Alla base delle frizioni, il fatto che fino ad oggi il pm anticamorra ha fatto muro rispetto all’ipotesi di associare il proprio volto a quello dei simboli di partito che compongono la coalizione di centrodestra a suo sostegno. Soluzione sgradita a Forza Italia e Lega, addirittura intollerabile da Fratelli d’Italia. A maggior ragione considerando i sondaggi non esaltanti che danno Maresca molto dietro rispetto al candidato Pd-M5s, Gaetano Manfredi. Si fosse trattato di una figura certamente vincente, trainante, Meloni sarebbe stata disposta anche a rinunciare al simbolo, pur di prendere la città. Ma Maresca, si ragiona nel centrodestra, ha bisogno eccome del voto d’area per garantirsi l’accesso al ballottaggio e sperare di giocarsela.
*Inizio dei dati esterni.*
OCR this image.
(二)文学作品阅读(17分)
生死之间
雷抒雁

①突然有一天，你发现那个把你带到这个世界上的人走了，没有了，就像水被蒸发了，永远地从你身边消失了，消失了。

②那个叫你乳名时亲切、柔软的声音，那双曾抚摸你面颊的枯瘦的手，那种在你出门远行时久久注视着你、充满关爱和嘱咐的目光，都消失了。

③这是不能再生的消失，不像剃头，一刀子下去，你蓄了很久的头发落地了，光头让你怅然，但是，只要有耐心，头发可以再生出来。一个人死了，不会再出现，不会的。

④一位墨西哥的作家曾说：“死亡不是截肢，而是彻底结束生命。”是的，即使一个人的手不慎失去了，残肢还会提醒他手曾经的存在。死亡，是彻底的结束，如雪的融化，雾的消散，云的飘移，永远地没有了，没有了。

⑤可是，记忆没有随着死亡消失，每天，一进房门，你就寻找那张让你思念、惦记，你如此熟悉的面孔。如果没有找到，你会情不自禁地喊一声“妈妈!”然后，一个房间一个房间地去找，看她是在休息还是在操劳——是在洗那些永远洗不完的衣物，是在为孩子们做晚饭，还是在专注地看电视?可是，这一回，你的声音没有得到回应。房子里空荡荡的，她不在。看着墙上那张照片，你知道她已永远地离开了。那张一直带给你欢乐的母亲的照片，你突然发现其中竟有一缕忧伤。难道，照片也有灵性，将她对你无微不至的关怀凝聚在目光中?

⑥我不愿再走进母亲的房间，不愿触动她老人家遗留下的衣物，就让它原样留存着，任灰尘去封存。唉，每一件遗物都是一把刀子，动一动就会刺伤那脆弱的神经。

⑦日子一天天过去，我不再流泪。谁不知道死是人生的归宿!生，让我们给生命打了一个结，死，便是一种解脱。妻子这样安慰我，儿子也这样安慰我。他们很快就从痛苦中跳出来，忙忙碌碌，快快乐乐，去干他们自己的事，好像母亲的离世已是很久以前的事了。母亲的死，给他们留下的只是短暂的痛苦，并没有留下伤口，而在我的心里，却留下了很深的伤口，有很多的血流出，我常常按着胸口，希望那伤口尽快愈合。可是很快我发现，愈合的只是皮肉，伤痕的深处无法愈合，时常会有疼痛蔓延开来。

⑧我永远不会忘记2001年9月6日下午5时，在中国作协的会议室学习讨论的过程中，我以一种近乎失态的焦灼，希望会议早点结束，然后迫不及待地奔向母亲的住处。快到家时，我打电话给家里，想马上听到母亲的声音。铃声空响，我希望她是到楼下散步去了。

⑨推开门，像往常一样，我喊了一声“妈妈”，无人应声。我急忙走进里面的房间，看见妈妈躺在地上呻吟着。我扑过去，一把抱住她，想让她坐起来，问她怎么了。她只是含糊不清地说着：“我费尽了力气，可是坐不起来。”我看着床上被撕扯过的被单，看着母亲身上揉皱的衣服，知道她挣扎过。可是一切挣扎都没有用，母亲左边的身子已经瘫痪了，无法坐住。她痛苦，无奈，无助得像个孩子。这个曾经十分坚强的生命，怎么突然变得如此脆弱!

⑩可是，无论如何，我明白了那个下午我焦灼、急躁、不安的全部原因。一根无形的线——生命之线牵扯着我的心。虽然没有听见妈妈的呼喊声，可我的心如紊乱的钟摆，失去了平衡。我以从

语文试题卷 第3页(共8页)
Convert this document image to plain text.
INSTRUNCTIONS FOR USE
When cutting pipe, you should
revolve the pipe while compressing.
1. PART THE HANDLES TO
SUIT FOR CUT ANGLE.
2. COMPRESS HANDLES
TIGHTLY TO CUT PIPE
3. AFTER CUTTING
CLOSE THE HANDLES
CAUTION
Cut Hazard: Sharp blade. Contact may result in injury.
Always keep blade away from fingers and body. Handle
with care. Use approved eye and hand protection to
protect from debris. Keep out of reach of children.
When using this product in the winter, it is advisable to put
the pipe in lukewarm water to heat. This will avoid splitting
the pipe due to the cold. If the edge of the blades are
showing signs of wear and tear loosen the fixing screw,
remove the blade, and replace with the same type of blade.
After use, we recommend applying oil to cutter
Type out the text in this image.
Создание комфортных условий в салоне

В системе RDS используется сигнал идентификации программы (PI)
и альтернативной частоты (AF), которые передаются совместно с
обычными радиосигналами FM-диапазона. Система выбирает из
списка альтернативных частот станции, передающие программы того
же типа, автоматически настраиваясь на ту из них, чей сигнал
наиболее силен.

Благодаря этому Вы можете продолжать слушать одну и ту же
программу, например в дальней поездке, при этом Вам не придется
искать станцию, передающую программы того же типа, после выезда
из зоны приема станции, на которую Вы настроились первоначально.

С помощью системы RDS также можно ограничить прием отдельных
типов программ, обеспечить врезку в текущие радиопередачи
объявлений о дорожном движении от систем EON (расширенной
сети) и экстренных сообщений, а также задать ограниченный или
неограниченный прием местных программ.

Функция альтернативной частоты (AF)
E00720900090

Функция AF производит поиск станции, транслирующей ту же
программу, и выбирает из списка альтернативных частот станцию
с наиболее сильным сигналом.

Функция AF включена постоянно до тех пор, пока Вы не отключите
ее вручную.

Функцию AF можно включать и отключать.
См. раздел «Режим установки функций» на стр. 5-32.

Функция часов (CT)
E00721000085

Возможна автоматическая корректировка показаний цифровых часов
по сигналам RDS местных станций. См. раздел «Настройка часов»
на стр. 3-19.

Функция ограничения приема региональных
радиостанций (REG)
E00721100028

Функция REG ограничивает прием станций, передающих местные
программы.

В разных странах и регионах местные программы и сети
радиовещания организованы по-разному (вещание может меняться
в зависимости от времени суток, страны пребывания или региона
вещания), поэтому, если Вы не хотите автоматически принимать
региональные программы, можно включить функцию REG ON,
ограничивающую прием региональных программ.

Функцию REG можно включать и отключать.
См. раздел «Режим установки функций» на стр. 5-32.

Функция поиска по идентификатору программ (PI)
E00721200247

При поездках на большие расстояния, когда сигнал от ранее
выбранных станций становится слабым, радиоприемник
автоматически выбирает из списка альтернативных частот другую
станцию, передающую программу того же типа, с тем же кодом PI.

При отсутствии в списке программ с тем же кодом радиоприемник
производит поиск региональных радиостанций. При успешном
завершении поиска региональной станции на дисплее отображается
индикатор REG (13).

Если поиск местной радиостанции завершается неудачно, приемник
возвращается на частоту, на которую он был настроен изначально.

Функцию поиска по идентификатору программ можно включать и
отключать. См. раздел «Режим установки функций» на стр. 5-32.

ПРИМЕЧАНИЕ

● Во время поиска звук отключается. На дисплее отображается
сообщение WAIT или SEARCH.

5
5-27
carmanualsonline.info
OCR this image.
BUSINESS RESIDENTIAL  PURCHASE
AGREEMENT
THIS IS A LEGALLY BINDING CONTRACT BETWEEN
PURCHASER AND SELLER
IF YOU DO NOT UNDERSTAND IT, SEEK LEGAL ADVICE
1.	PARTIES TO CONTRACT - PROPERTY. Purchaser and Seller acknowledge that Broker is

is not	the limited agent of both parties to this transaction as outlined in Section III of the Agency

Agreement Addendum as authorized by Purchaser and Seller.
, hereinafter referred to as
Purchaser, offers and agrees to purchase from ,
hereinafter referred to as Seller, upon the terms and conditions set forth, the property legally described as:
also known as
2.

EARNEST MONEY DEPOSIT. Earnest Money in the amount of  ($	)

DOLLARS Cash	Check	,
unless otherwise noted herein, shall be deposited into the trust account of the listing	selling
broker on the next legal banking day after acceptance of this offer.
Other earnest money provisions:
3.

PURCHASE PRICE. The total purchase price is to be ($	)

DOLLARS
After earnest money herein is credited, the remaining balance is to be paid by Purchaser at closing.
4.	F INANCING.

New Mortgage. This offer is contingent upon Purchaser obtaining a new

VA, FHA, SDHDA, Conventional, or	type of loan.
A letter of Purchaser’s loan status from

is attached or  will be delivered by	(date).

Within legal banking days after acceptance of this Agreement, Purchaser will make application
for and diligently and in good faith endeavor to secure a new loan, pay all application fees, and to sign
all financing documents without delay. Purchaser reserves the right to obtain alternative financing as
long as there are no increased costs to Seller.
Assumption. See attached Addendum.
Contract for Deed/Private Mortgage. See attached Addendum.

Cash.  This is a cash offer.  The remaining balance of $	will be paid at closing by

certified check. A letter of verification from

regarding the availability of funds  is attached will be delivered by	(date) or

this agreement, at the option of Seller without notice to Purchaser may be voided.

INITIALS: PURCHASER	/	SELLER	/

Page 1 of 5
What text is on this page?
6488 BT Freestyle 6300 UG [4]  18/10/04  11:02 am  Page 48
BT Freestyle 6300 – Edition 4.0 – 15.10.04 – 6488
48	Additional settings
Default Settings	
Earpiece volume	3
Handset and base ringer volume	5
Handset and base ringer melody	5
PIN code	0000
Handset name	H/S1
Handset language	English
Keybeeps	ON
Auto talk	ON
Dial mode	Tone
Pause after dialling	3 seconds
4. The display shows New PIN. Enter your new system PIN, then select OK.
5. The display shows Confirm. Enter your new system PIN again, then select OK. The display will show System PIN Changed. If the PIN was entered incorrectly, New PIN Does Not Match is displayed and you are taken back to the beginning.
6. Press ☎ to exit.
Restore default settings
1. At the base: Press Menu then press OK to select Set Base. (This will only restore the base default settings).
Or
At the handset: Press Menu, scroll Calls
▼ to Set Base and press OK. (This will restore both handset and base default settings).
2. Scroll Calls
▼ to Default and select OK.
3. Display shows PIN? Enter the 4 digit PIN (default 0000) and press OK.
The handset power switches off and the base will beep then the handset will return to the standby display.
Da questa considerazione deriva l’opzione nucleare messa sul tavolo da Giorgia Meloni, nel caso in cui Maresca – che oggi parlerà a Ponticelli – non accetti le sue condizioni: è pronta una corsa in solitaria di Fratelli d’Italia. Il candidato sarebbe l’avvocato Sergio Rastrelli, figlio dell’ex presidente della Regione Campania; Meloni a quel punto andrebbe all in: lei capolista, subito dopo tutti i big del partito, dai parlamentari ai consiglieri regionali e comunali. 

Mossa ardita, ma non sconsiderata, che avrebbe il merito di far risaltare il consenso di cui gode al momento Fdi. Peraltro, beneficiando della debolezza della Lega nel capoluogo campano, Meloni avrebbe di fatto un’istantanea da spendere nei giochi per la leadership nazionale.

E poco importa che dividendo la coalizione neanche più il ballottaggio sarebbe scontato per il centrodestra – sì, perché il vecchio leone Bassolino è in agguato.

Napoli, di fatto, può essere sacrificata sull’altare di un obiettivo per Meloni più alto: la guida del centrodestra.